Anvelt met with officials from the citizenship policy department when working on a reply for an inquiry on Krenstrem from an MP. The question was asked by the Reform Party’s Eerik Niiles-Kross and answered by the ministry on June 16 last year.

The minister’s own citizenship he received in naturalization procedure in 1992 came up during Anvelt’s meeting with officials. Anvelt thought he was a citizen by birth and inquired where he could get more information. Officials claim they started looking for Anvelt’s family history following their own initiative after that.

Experienced citizenship matters officer Koidu Mesilane, who took part in the meeting with the minister, said that officials were not ordered to do so. “I cannot imagine a minister giving orders to a rank and file official these days,” Mesilane said. Nevertheless, she turned to the archives.

Because the archives make no mention of Anvelt’s grandmother on his father’s side Alise/Alice Lewald having relinquished Estonian citizenship, Mesilane was convinced the interior minister is a citizen by birth through his father and grandmother.

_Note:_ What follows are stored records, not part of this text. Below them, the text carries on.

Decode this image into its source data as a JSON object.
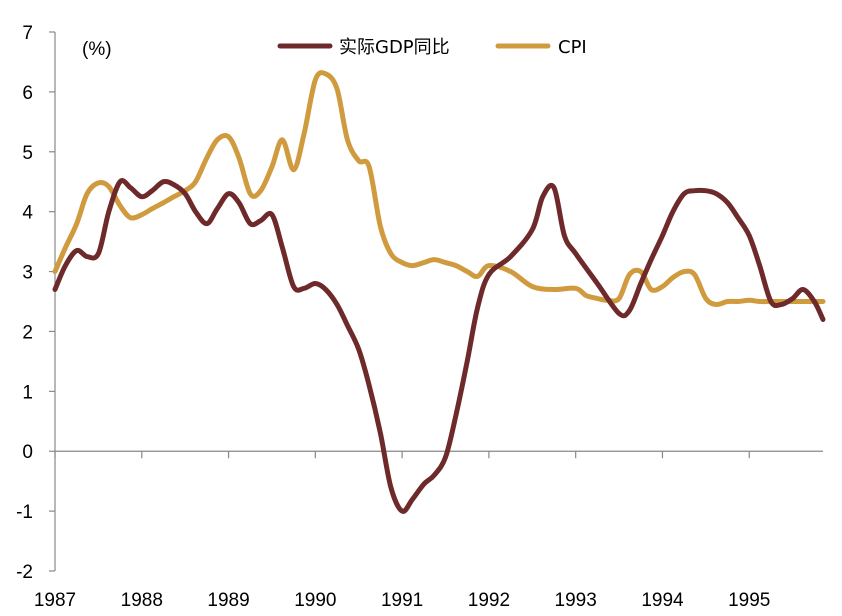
{
  "chart_data": {
    "type": "line",
    "unit_label": "(%)",
    "ylim": [
      -2,
      7
    ],
    "yticks": [
      -2,
      -1,
      0,
      1,
      2,
      3,
      4,
      5,
      6,
      7
    ],
    "xlim": [
      1987,
      1995.85
    ],
    "xticks": [
      1987,
      1988,
      1989,
      1990,
      1991,
      1992,
      1993,
      1994,
      1995
    ],
    "grid": false,
    "legend_position": "top-center",
    "series": [
      {
        "name": "实际GDP同比",
        "color": "#6E2A2A",
        "x": [
          1987.0,
          1987.12,
          1987.25,
          1987.37,
          1987.5,
          1987.62,
          1987.75,
          1987.87,
          1988.0,
          1988.12,
          1988.25,
          1988.37,
          1988.5,
          1988.62,
          1988.75,
          1988.87,
          1989.0,
          1989.12,
          1989.25,
          1989.37,
          1989.5,
          1989.62,
          1989.75,
          1989.87,
          1990.0,
          1990.12,
          1990.25,
          1990.37,
          1990.5,
          1990.62,
          1990.75,
          1990.87,
          1991.0,
          1991.12,
          1991.25,
          1991.37,
          1991.5,
          1991.62,
          1991.75,
          1991.87,
          1992.0,
          1992.25,
          1992.5,
          1992.62,
          1992.75,
          1992.87,
          1993.0,
          1993.25,
          1993.5,
          1993.62,
          1993.75,
          1993.87,
          1994.0,
          1994.12,
          1994.25,
          1994.37,
          1994.5,
          1994.62,
          1994.75,
          1994.87,
          1995.0,
          1995.12,
          1995.25,
          1995.37,
          1995.5,
          1995.62,
          1995.75,
          1995.85
        ],
        "values": [
          2.7,
          3.1,
          3.35,
          3.25,
          3.3,
          4.0,
          4.5,
          4.4,
          4.25,
          4.35,
          4.5,
          4.45,
          4.3,
          4.0,
          3.8,
          4.05,
          4.3,
          4.15,
          3.8,
          3.85,
          3.95,
          3.4,
          2.75,
          2.72,
          2.8,
          2.7,
          2.45,
          2.1,
          1.7,
          1.1,
          0.3,
          -0.6,
          -1.0,
          -0.8,
          -0.55,
          -0.4,
          -0.1,
          0.6,
          1.5,
          2.4,
          2.95,
          3.25,
          3.7,
          4.25,
          4.4,
          3.6,
          3.3,
          2.8,
          2.3,
          2.35,
          2.8,
          3.2,
          3.6,
          4.0,
          4.3,
          4.35,
          4.35,
          4.3,
          4.15,
          3.9,
          3.6,
          3.1,
          2.5,
          2.45,
          2.55,
          2.7,
          2.5,
          2.2
        ]
      },
      {
        "name": "CPI",
        "color": "#D09A3E",
        "x": [
          1987.0,
          1987.12,
          1987.25,
          1987.37,
          1987.5,
          1987.62,
          1987.75,
          1987.87,
          1988.0,
          1988.12,
          1988.25,
          1988.37,
          1988.5,
          1988.62,
          1988.75,
          1988.87,
          1989.0,
          1989.12,
          1989.25,
          1989.37,
          1989.5,
          1989.62,
          1989.75,
          1989.87,
          1990.0,
          1990.12,
          1990.25,
          1990.37,
          1990.5,
          1990.62,
          1990.75,
          1990.87,
          1991.0,
          1991.12,
          1991.25,
          1991.37,
          1991.5,
          1991.62,
          1991.75,
          1991.87,
          1992.0,
          1992.25,
          1992.5,
          1992.75,
          1993.0,
          1993.12,
          1993.25,
          1993.37,
          1993.5,
          1993.62,
          1993.75,
          1993.87,
          1994.0,
          1994.12,
          1994.25,
          1994.37,
          1994.5,
          1994.62,
          1994.75,
          1994.87,
          1995.0,
          1995.12,
          1995.25,
          1995.37,
          1995.5,
          1995.62,
          1995.75,
          1995.85
        ],
        "values": [
          3.0,
          3.4,
          3.8,
          4.3,
          4.48,
          4.42,
          4.1,
          3.9,
          3.95,
          4.05,
          4.15,
          4.25,
          4.35,
          4.5,
          4.9,
          5.2,
          5.25,
          4.9,
          4.3,
          4.35,
          4.75,
          5.2,
          4.7,
          5.3,
          6.2,
          6.3,
          6.05,
          5.2,
          4.85,
          4.75,
          3.75,
          3.3,
          3.15,
          3.1,
          3.15,
          3.2,
          3.15,
          3.1,
          3.0,
          2.92,
          3.1,
          3.0,
          2.75,
          2.7,
          2.72,
          2.6,
          2.55,
          2.52,
          2.55,
          2.95,
          3.0,
          2.7,
          2.75,
          2.9,
          3.0,
          2.95,
          2.55,
          2.45,
          2.5,
          2.5,
          2.52,
          2.5,
          2.5,
          2.5,
          2.5,
          2.5,
          2.5,
          2.5
        ]
      }
    ]
  }
}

A correction was made to the citizenship database and Anvelt became a citizen by birth.

This correction sparked articles from historians Jaak Valge and Andres Aule.

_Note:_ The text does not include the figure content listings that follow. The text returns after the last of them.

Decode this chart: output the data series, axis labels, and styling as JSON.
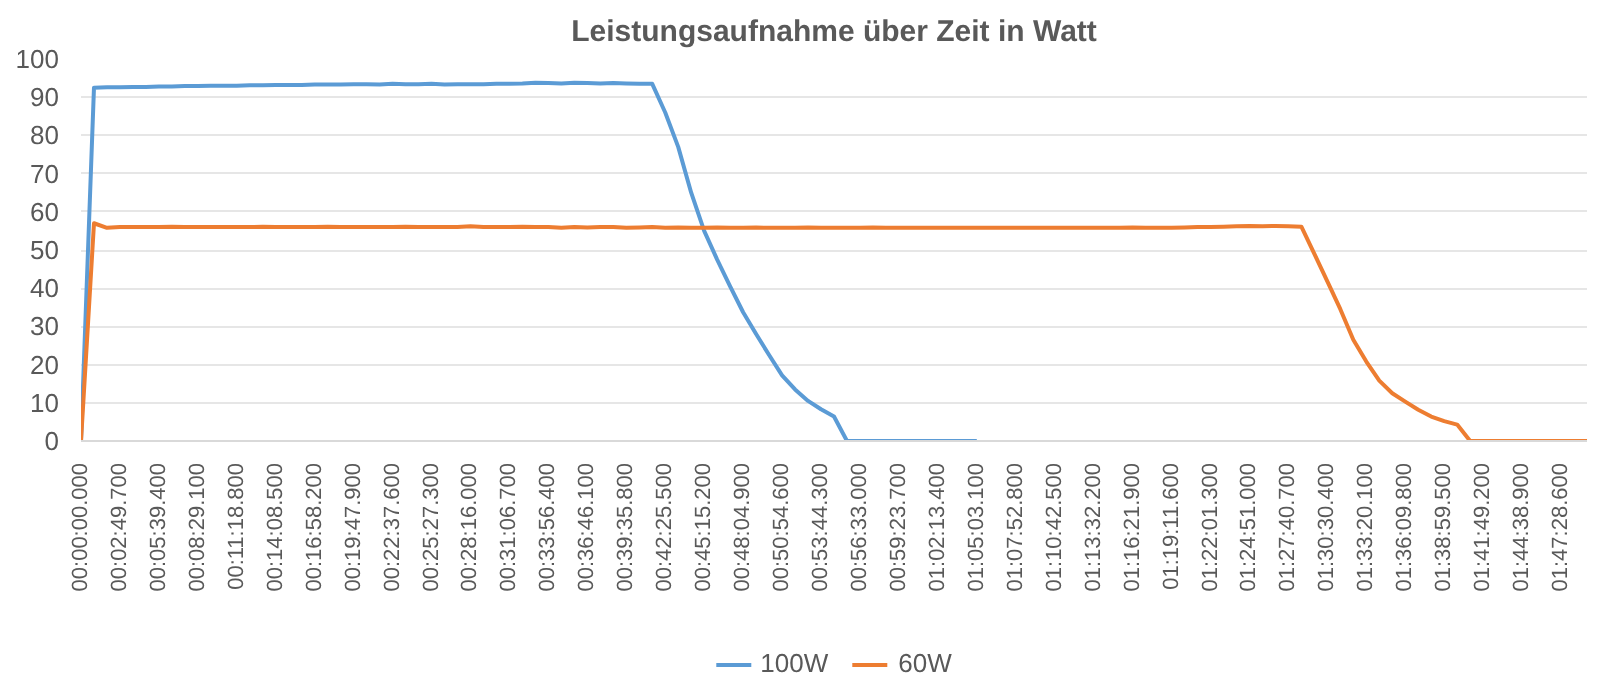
{
  "chart_data": {
    "type": "line",
    "title": "Leistungsaufnahme über Zeit in Watt",
    "categories": [
      "00:00:00.000",
      null,
      null,
      "00:02:49.700",
      null,
      null,
      "00:05:39.400",
      null,
      null,
      "00:08:29.100",
      null,
      null,
      "00:11:18.800",
      null,
      null,
      "00:14:08.500",
      null,
      null,
      "00:16:58.200",
      null,
      null,
      "00:19:47.900",
      null,
      null,
      "00:22:37.600",
      null,
      null,
      "00:25:27.300",
      null,
      null,
      "00:28:16.000",
      null,
      null,
      "00:31:06.700",
      null,
      null,
      "00:33:56.400",
      null,
      null,
      "00:36:46.100",
      null,
      null,
      "00:39:35.800",
      null,
      null,
      "00:42:25.500",
      null,
      null,
      "00:45:15.200",
      null,
      null,
      "00:48:04.900",
      null,
      null,
      "00:50:54.600",
      null,
      null,
      "00:53:44.300",
      null,
      null,
      "00:56:33.000",
      null,
      null,
      "00:59:23.700",
      null,
      null,
      "01:02:13.400",
      null,
      null,
      "01:05:03.100",
      null,
      null,
      "01:07:52.800",
      null,
      null,
      "01:10:42.500",
      null,
      null,
      "01:13:32.200",
      null,
      null,
      "01:16:21.900",
      null,
      null,
      "01:19:11.600",
      null,
      null,
      "01:22:01.300",
      null,
      null,
      "01:24:51.000",
      null,
      null,
      "01:27:40.700",
      null,
      null,
      "01:30:30.400",
      null,
      null,
      "01:33:20.100",
      null,
      null,
      "01:36:09.800",
      null,
      null,
      "01:38:59.500",
      null,
      null,
      "01:41:49.200",
      null,
      null,
      "01:44:38.900",
      null,
      null,
      "01:47:28.600",
      null,
      null
    ],
    "ylim": [
      0,
      100
    ],
    "yticks": [
      0,
      10,
      20,
      30,
      40,
      50,
      60,
      70,
      80,
      90,
      100
    ],
    "grid": "y",
    "legend": "bottom",
    "series": [
      {
        "name": "100W",
        "color": "#5b9bd5",
        "values": [
          0,
          92.5,
          92.6,
          92.6,
          92.7,
          92.7,
          92.8,
          92.8,
          92.9,
          92.9,
          93,
          93,
          93,
          93.1,
          93.1,
          93.2,
          93.2,
          93.2,
          93.3,
          93.3,
          93.3,
          93.4,
          93.4,
          93.3,
          93.5,
          93.4,
          93.4,
          93.5,
          93.3,
          93.4,
          93.4,
          93.4,
          93.5,
          93.5,
          93.6,
          93.8,
          93.7,
          93.6,
          93.8,
          93.7,
          93.6,
          93.7,
          93.6,
          93.5,
          93.5,
          86,
          77,
          65,
          55,
          47.5,
          40.5,
          33.7,
          28,
          22.5,
          17.2,
          13.5,
          10.5,
          8.3,
          6.4,
          0,
          0,
          0,
          0,
          0,
          0,
          0,
          0,
          0,
          0,
          0,
          null,
          null,
          null,
          null,
          null,
          null,
          null,
          null,
          null,
          null,
          null,
          null,
          null,
          null,
          null,
          null,
          null,
          null,
          null,
          null,
          null,
          null,
          null,
          null,
          null,
          null,
          null,
          null,
          null,
          null,
          null,
          null,
          null,
          null,
          null,
          null,
          null,
          null,
          null,
          null,
          null,
          null,
          null,
          null,
          null,
          null,
          null
        ]
      },
      {
        "name": "60W",
        "color": "#ed7d31",
        "values": [
          0,
          57,
          55.8,
          56,
          56,
          56,
          56,
          56.1,
          56,
          56,
          56,
          56,
          56,
          56,
          56.1,
          56,
          56,
          56,
          56,
          56.1,
          56,
          56,
          56,
          56,
          56,
          56.1,
          56,
          56,
          56,
          56,
          56.2,
          56,
          56,
          56,
          56.1,
          56,
          56,
          55.8,
          56,
          55.9,
          56,
          56,
          55.8,
          55.9,
          56,
          55.8,
          55.9,
          55.8,
          55.8,
          55.9,
          55.8,
          55.8,
          55.9,
          55.8,
          55.8,
          55.8,
          55.9,
          55.8,
          55.8,
          55.8,
          55.8,
          55.9,
          55.8,
          55.8,
          55.8,
          55.8,
          55.8,
          55.8,
          55.8,
          55.8,
          55.8,
          55.8,
          55.8,
          55.8,
          55.8,
          55.8,
          55.8,
          55.8,
          55.8,
          55.8,
          55.8,
          55.9,
          55.8,
          55.8,
          55.8,
          55.9,
          56,
          56,
          56.1,
          56.2,
          56.3,
          56.2,
          56.3,
          56.2,
          56.1,
          49,
          41.8,
          34.5,
          26.5,
          20.8,
          15.8,
          12.5,
          10.3,
          8.2,
          6.4,
          5.2,
          4.3,
          0,
          0,
          0,
          0,
          0,
          0,
          0,
          0,
          0,
          0
        ]
      }
    ]
  }
}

While an interior ministry official might be convinced of Anvelt’s citizenship by birth, the PPA has come to the opposite conclusion regarding at least one person. That person is Igor Muttik, born in Russia, whose story Postimees printed last year. “I’m an Estonian by birth,” the London professor believes, just like Anvelt.

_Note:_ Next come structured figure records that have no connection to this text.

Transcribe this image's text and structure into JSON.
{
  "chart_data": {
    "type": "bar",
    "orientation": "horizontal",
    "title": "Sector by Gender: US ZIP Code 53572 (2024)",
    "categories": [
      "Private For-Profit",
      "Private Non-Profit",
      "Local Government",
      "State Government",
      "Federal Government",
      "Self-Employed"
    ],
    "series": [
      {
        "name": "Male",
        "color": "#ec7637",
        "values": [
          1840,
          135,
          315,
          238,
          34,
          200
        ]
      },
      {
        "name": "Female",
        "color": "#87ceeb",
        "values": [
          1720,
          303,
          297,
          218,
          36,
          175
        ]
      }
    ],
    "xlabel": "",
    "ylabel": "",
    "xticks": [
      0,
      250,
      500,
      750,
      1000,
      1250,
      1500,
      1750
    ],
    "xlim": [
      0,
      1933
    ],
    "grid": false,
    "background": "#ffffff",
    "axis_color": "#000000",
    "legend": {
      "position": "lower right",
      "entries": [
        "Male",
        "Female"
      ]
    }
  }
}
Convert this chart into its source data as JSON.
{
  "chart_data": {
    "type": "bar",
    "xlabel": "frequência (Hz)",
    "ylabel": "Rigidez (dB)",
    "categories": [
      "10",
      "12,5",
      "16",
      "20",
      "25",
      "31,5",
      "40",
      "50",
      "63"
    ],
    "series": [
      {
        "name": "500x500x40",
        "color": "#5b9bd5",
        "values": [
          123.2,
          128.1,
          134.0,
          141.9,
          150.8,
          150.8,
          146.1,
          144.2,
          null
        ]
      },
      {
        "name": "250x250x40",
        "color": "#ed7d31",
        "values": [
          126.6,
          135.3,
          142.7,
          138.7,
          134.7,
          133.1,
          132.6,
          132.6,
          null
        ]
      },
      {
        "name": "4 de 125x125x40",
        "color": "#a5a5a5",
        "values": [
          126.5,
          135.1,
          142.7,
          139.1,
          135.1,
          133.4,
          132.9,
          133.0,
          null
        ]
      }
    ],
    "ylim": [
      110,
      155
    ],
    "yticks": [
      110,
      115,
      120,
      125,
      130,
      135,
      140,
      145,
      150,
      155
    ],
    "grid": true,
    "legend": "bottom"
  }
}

The PPA told Muttik in August of last year that his grandmother Adelaida was not an Estonian citizen as she married a man named Genrih Muttik, also born in Estonia, in Moscow in 1923.

The marriage of his grandparents, Adelaida and Genrih Muttik, became an obstacle on Igor Muttik’s road to Estonian citizenship. The PPA pointed out that the 1922 citizenship act states that female Estonian citizens will be regarded as having renounced Estonian citizenship if they do not notify the state of desire to remain Estonian citizens after two weeks of marrying a foreigner.

“The marriage certificate of Genrih Muttik and Adelaida Klenner reveals that both were Soviet citizens at the time. Therefore, even if Adelaida Klenner was an Estonian citizen, she might still have lost her citizenship as a woman who married a foreigner,” the PPA told Igor Muttik.

Different interpretations

“My grandmother was given citizenship, and there is nothing to suggest it was later taken away,” said the professor who has now given up on Estonian citizenship.

Anvelt’s grandmother also married Soviet Russian citizen Jaan Anvelt in a foreign country. “Alice Lewald left Estonia in 1925 but did not lose Estonian citizenship. Just like it is today, the 1922 citizenship act stipulated that citizenship is lost when a person is released from citizenship,” Mesilane said. She could not find a document to suggest Anvelt’s grandmother had renounced her Estonian citizenship from the National Archives. That was enough to prove the minister is a citizen by birth.

Therefore, officials sport a very different interpretation of history which is something Mesilane admits herself. She said that analyzing documents and the law from a hundred years ago is complicated and getting them to correspond to modern times even harder. This means that no one is willing to say with certainty whether Anvelt really is an Estonian citizen by birth. There are no court precedents on whether Estonian women who have married foreigners have lost their citizenship. It is also not something historians have analyzed at length.

Andres Aule, who has studied the history of Estonians in the Caucasus, wrote in yesterday’s Postimees that the question of Anvelt’s citizenship is not personal grudge, but a matter of the validity of the principles of rule of law.

In light of Muttik’s case, Mesilane finds that the state must treat everyone equally but is convinced a parent marrying a foreigner has not stopped people from qualifying for citizenship by birth.

Officials have been waiting for input from the legislator for some time to put an end to the confusion, but citizenship policy has been a topic that politicians are reluctant to touch for years. The confusion has now hit a politician in whose administrative area this set of problems lies.